Humoral immunity is the aspect of immunity that is mediated by macromolecules – including secreted antibodies, complement proteins, and certain antimicrobial peptides – located in extracellular fluids. Humoral immunity is named so because it involves substances found in the humors, or body fluids. It contrasts with cell-mediated immunity. Humoral immunity is also referred to as antibody-mediated immunity.

The study of the molecular and cellular components that form the immune system, including their function and interaction, is the central science of immunology. The immune system is divided into a more primitive innate immune system and an acquired or adaptive immune system of vertebrates, each of which contain both humoral and cellular immune elements.

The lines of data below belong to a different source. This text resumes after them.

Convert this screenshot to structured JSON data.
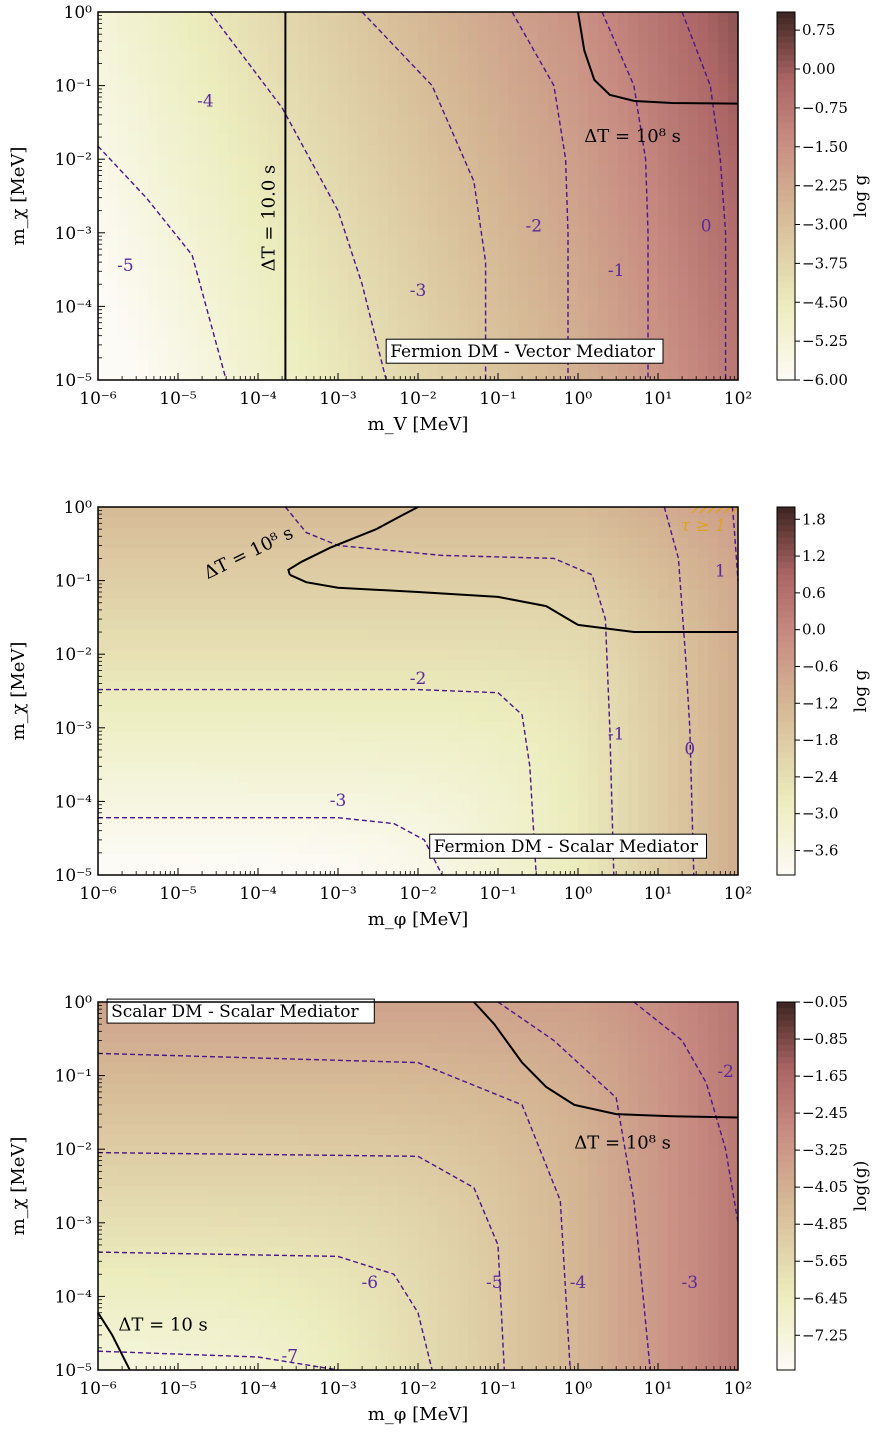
{
  "chart_data": [
    {
      "type": "heatmap",
      "panel_label": "Fermion DM - Vector Mediator",
      "xlabel": "m_V [MeV]",
      "ylabel": "m_χ [MeV]",
      "xscale": "log",
      "yscale": "log",
      "xlim": [
        1e-06,
        100
      ],
      "ylim": [
        1e-05,
        1
      ],
      "x_ticks": [
        "10^-6",
        "10^-5",
        "10^-4",
        "10^-3",
        "10^-2",
        "10^-1",
        "10^0",
        "10^1",
        "10^2"
      ],
      "y_ticks": [
        "10^-5",
        "10^-4",
        "10^-3",
        "10^-2",
        "10^-1",
        "10^0"
      ],
      "colorbar_label": "log g",
      "colorbar_range": [
        -6.0,
        1.1
      ],
      "colorbar_ticks": [
        "0.75",
        "0.00",
        "−0.75",
        "−1.50",
        "−2.25",
        "−3.00",
        "−3.75",
        "−4.50",
        "−5.25",
        "−6.00"
      ],
      "colorbar_tick_values": [
        0.75,
        0.0,
        -0.75,
        -1.5,
        -2.25,
        -3.0,
        -3.75,
        -4.5,
        -5.25,
        -6.0
      ],
      "log_g_model": {
        "c": 2.35,
        "a": 0.36,
        "b": 0.38,
        "s": 1.8
      },
      "contour_levels": [
        -5,
        -4,
        -3,
        -2,
        -1,
        0
      ],
      "contour_labels": [
        {
          "text": "-5",
          "x": 2.2e-06,
          "y": 0.00035
        },
        {
          "text": "-4",
          "x": 2.2e-05,
          "y": 0.06
        },
        {
          "text": "-3",
          "x": 0.01,
          "y": 0.00016
        },
        {
          "text": "-2",
          "x": 0.28,
          "y": 0.0012
        },
        {
          "text": "-1",
          "x": 3.0,
          "y": 0.0003
        },
        {
          "text": "0",
          "x": 40,
          "y": 0.0012
        }
      ],
      "dt_lines": [
        {
          "label": "ΔT = 10.0 s",
          "points": [
            [
              0.00022,
              1e-05
            ],
            [
              0.00022,
              1
            ]
          ]
        },
        {
          "label": "ΔT = 10⁸ s",
          "points": [
            [
              1.0,
              1
            ],
            [
              1.2,
              0.3
            ],
            [
              1.6,
              0.12
            ],
            [
              2.5,
              0.075
            ],
            [
              5,
              0.062
            ],
            [
              15,
              0.058
            ],
            [
              100,
              0.057
            ]
          ]
        }
      ],
      "dt_labels": [
        {
          "text": "ΔT = 10.0 s",
          "x": 0.00014,
          "y": 0.0003,
          "rotate": -90
        },
        {
          "text": "ΔT = 10⁸ s",
          "x": 1.2,
          "y": 0.02,
          "rotate": 0
        }
      ],
      "panel_label_pos": {
        "x": 0.004,
        "y": 1.8e-05
      }
    },
    {
      "type": "heatmap",
      "panel_label": "Fermion DM - Scalar Mediator",
      "xlabel": "m_φ [MeV]",
      "ylabel": "m_χ [MeV]",
      "xscale": "log",
      "yscale": "log",
      "xlim": [
        1e-06,
        100
      ],
      "ylim": [
        1e-05,
        1
      ],
      "x_ticks": [
        "10^-6",
        "10^-5",
        "10^-4",
        "10^-3",
        "10^-2",
        "10^-1",
        "10^0",
        "10^1",
        "10^2"
      ],
      "y_ticks": [
        "10^-5",
        "10^-4",
        "10^-3",
        "10^-2",
        "10^-1",
        "10^0"
      ],
      "colorbar_label": "log g",
      "colorbar_range": [
        -4.0,
        2.0
      ],
      "colorbar_ticks": [
        "1.8",
        "1.2",
        "0.6",
        "0.0",
        "−0.6",
        "−1.2",
        "−1.8",
        "−2.4",
        "−3.0",
        "−3.6"
      ],
      "colorbar_tick_values": [
        1.8,
        1.2,
        0.6,
        0.0,
        -0.6,
        -1.2,
        -1.8,
        -2.4,
        -3.0,
        -3.6
      ],
      "log_g_model": {
        "c": 0.2,
        "a": 0.5,
        "b": 0.5,
        "s": 1.6,
        "x0": -0.5,
        "y0": -2.6,
        "y0_shift_k": 0.6,
        "base": -2.7,
        "floor_x": -2.0
      },
      "contour_levels": [
        -3,
        -2,
        -1,
        0,
        1
      ],
      "contour_labels": [
        {
          "text": "-3",
          "x": 0.001,
          "y": 0.0001
        },
        {
          "text": "-2",
          "x": 0.01,
          "y": 0.0045
        },
        {
          "text": "-1",
          "x": 3.0,
          "y": 0.0008
        },
        {
          "text": "0",
          "x": 25,
          "y": 0.0005
        },
        {
          "text": "1",
          "x": 60,
          "y": 0.13
        }
      ],
      "dt_lines": [
        {
          "label": "ΔT = 10⁸ s",
          "points": [
            [
              0.00025,
              0.12
            ],
            [
              0.00024,
              0.14
            ],
            [
              0.00035,
              0.18
            ],
            [
              0.0008,
              0.28
            ],
            [
              0.003,
              0.5
            ],
            [
              0.006,
              0.75
            ],
            [
              0.01,
              1
            ]
          ]
        },
        {
          "label": "",
          "points": [
            [
              0.00025,
              0.12
            ],
            [
              0.0004,
              0.095
            ],
            [
              0.001,
              0.08
            ],
            [
              0.01,
              0.07
            ],
            [
              0.1,
              0.06
            ],
            [
              0.4,
              0.045
            ],
            [
              1,
              0.025
            ],
            [
              5,
              0.02
            ],
            [
              100,
              0.02
            ]
          ]
        }
      ],
      "dt_labels": [
        {
          "text": "ΔT = 10⁸ s",
          "x": 2.2e-05,
          "y": 0.12,
          "rotate": -26
        }
      ],
      "hatch_region": {
        "label": "τ ≥ 1",
        "x_min": 20,
        "y_min": 0.6
      },
      "panel_label_pos": {
        "x": 0.014,
        "y": 1.8e-05
      }
    },
    {
      "type": "heatmap",
      "panel_label": "Scalar DM - Scalar Mediator",
      "xlabel": "m_φ [MeV]",
      "ylabel": "m_χ [MeV]",
      "xscale": "log",
      "yscale": "log",
      "xlim": [
        1e-06,
        100
      ],
      "ylim": [
        1e-05,
        1
      ],
      "x_ticks": [
        "10^-6",
        "10^-5",
        "10^-4",
        "10^-3",
        "10^-2",
        "10^-1",
        "10^0",
        "10^1",
        "10^2"
      ],
      "y_ticks": [
        "10^-5",
        "10^-4",
        "10^-3",
        "10^-2",
        "10^-1",
        "10^0"
      ],
      "colorbar_label": "log(g)",
      "colorbar_range": [
        -8.0,
        -0.05
      ],
      "colorbar_ticks": [
        "−0.05",
        "−0.85",
        "−1.65",
        "−2.45",
        "−3.25",
        "−4.05",
        "−4.85",
        "−5.65",
        "−6.45",
        "−7.25"
      ],
      "colorbar_tick_values": [
        -0.05,
        -0.85,
        -1.65,
        -2.45,
        -3.25,
        -4.05,
        -4.85,
        -5.65,
        -6.45,
        -7.25
      ],
      "log_g_model": {
        "c": -2.0,
        "a": 0.35,
        "b": 0.45,
        "s": 2.5,
        "x0": -1.0,
        "y0": -1.6,
        "base": -7.5
      },
      "contour_levels": [
        -7,
        -6,
        -5,
        -4,
        -3,
        -2
      ],
      "contour_labels": [
        {
          "text": "-7",
          "x": 0.00025,
          "y": 1.5e-05
        },
        {
          "text": "-6",
          "x": 0.0025,
          "y": 0.00015
        },
        {
          "text": "-5",
          "x": 0.09,
          "y": 0.00015
        },
        {
          "text": "-4",
          "x": 1.0,
          "y": 0.00015
        },
        {
          "text": "-3",
          "x": 25,
          "y": 0.00015
        },
        {
          "text": "-2",
          "x": 70,
          "y": 0.11
        }
      ],
      "dt_lines": [
        {
          "label": "ΔT = 10⁸ s",
          "points": [
            [
              0.05,
              1
            ],
            [
              0.09,
              0.5
            ],
            [
              0.2,
              0.15
            ],
            [
              0.4,
              0.07
            ],
            [
              0.9,
              0.04
            ],
            [
              3,
              0.03
            ],
            [
              15,
              0.028
            ],
            [
              100,
              0.027
            ]
          ]
        },
        {
          "label": "ΔT = 10 s",
          "points": [
            [
              1e-06,
              6e-05
            ],
            [
              1.5e-06,
              3e-05
            ],
            [
              2.5e-06,
              1e-05
            ]
          ]
        }
      ],
      "dt_labels": [
        {
          "text": "ΔT = 10⁸ s",
          "x": 0.9,
          "y": 0.012,
          "rotate": 0
        },
        {
          "text": "ΔT = 10 s",
          "x": 1.8e-06,
          "y": 4e-05,
          "rotate": 0
        }
      ],
      "panel_label_pos": {
        "x": 1.3e-06,
        "y": 0.55
      }
    }
  ]
}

Humoral immunity refers to antibody production and the coinciding processes that accompany it, including: Th2 activation and cytokine production, germinal center formation and isotype switching, and affinity maturation and memory cell generation. It also refers to the effector functions of antibodies, which include pathogen and toxin neutralization, classical complement activation, and opsonin promotion of phagocytosis and pathogen elimination.

The concept of humoral immunity developed based on the analysis of antibacterial activity of the serum components. Hans Buchner is credited with the development of the humoral theory. In 1890, Buchner described alexins as "protective substances" that exist in the blood serum and other bodily fluids and are capable of killing microorganisms. Alexins, later redefined as "complements" by Paul Ehrlich, were shown to be the soluble components of the innate response that leads to a combination of cellular and humoral immunity. This discovery helped to bridge the features of innate and acquired immunity.

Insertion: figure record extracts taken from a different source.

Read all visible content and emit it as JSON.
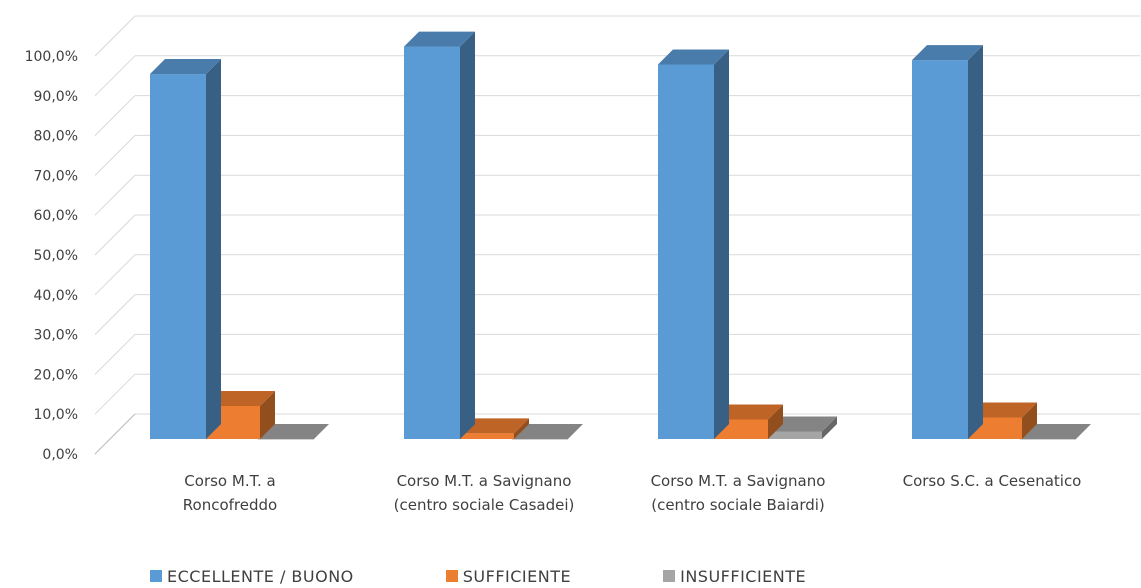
{
  "chart_data": {
    "type": "bar",
    "style": "3d-clustered-column",
    "categories": [
      [
        "Corso M.T. a",
        "Roncofreddo"
      ],
      [
        "Corso M.T. a Savignano",
        "(centro sociale Casadei)"
      ],
      [
        "Corso M.T. a Savignano",
        "(centro sociale Baiardi)"
      ],
      [
        "Corso S.C. a Cesenatico"
      ]
    ],
    "series": [
      {
        "name": "ECCELLENTE / BUONO",
        "color": "#5b9bd5",
        "values": [
          91.7,
          98.6,
          94.1,
          95.2
        ]
      },
      {
        "name": "SUFFICIENTE",
        "color": "#ed7d31",
        "values": [
          8.3,
          1.4,
          4.9,
          5.4
        ]
      },
      {
        "name": "INSUFFICIENTE",
        "color": "#a5a5a5",
        "values": [
          0.0,
          0.0,
          1.9,
          0.0
        ]
      }
    ],
    "ylim": [
      0,
      100
    ],
    "yticks": [
      "0,0%",
      "10,0%",
      "20,0%",
      "30,0%",
      "40,0%",
      "50,0%",
      "60,0%",
      "70,0%",
      "80,0%",
      "90,0%",
      "100,0%"
    ],
    "grid": true,
    "legend": "bottom"
  }
}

Following the 1888 discovery of the bacteria that cause diphtheria and tetanus, Emil von Behring and Kitasato Shibasaburō showed that disease need not be caused by microorganisms themselves. They discovered that cell-free filtrates were sufficient to cause disease. In 1890, filtrates of diphtheria, later named diphtheria toxins, were used to vaccinate animals in an attempt to demonstrate that immunized serum contained an antitoxin that could neutralize the activity of the toxin and could transfer immunity to non-immune animals. In 1897, Paul Ehrlich showed that antibodies form against the plant toxins ricin and abrin, and proposed that these antibodies are responsible for immunity. Ehrlich, with his colleague von Behring, went on to develop the diphtheria antitoxin, which became the first major success of modern immunotherapy. The discovery of specified compatible antibodies became a major tool in the standardization of immunity and the identification of lingering infections.

Antibodies or Immunoglobulins are glycoproteins found within blood and lymph. Structurally, antibodies are large Y-shaped globular proteins. In mammals, there are five types of antibodies: immunoglobulin A, immunoglobulin D, immunoglobulin E, immunoglobulin G, and immunoglobulin M. Each immunoglobulin class differs in its biological properties and has evolved to deal with different antigens. Antibodies are synthesized and secreted by plasma cells that are derived from the B cells of the immune system.

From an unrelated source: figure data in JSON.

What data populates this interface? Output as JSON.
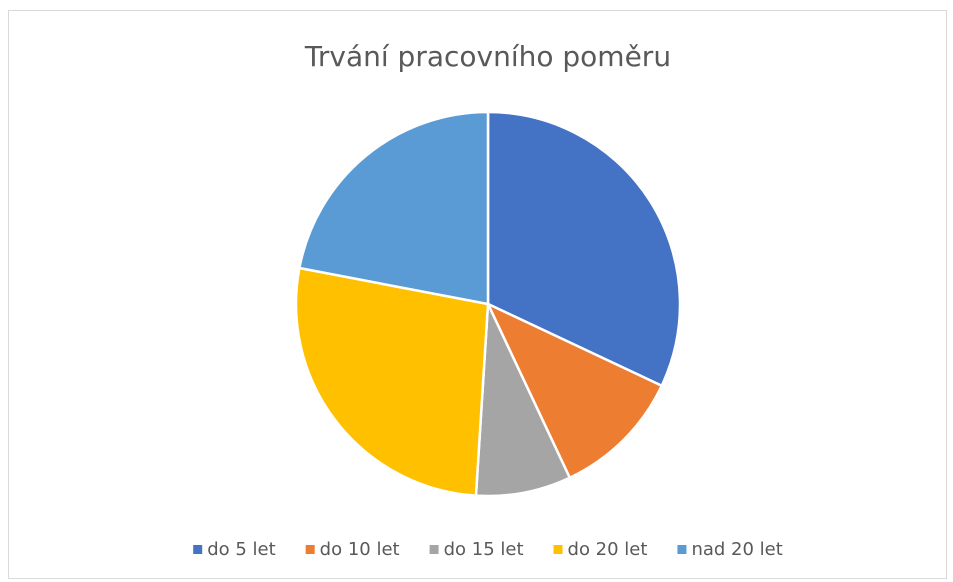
{
  "chart_data": {
    "type": "pie",
    "title": "Trvání pracovního poměru",
    "categories": [
      "do 5 let",
      "do 10 let",
      "do 15 let",
      "do 20 let",
      "nad 20 let"
    ],
    "values": [
      32,
      11,
      8,
      27,
      22
    ],
    "colors": [
      "#4472c4",
      "#ed7d31",
      "#a5a5a5",
      "#ffc000",
      "#5b9bd5"
    ],
    "legend": "bottom"
  }
}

An antibody is used by the acquired immune system to identify and neutralize foreign objects like bacteria and viruses. Each antibody recognizes a specific antigen unique to its target. By binding their specific antigens, antibodies can cause agglutination and precipitation of antibody-antigen products, prime for phagocytosis by macrophages and other cells, block viral receptors, and stimulate other immune responses, such as the complement pathway.

An incompatible blood transfusion causes a transfusion reaction, which is mediated by the humoral immune response. This type of reaction, called an acute hemolytic reaction, results in the rapid destruction (hemolysis) of the donor red blood cells by host antibodies. The cause is usually a clerical error, such as the wrong unit of blood being given to the wrong patient. The symptoms are fever and chills, sometimes with back pain and pink or red urine (hemoglobinuria). The major complication is that hemoglobin released by the destruction of red blood cells can cause acute kidney failure.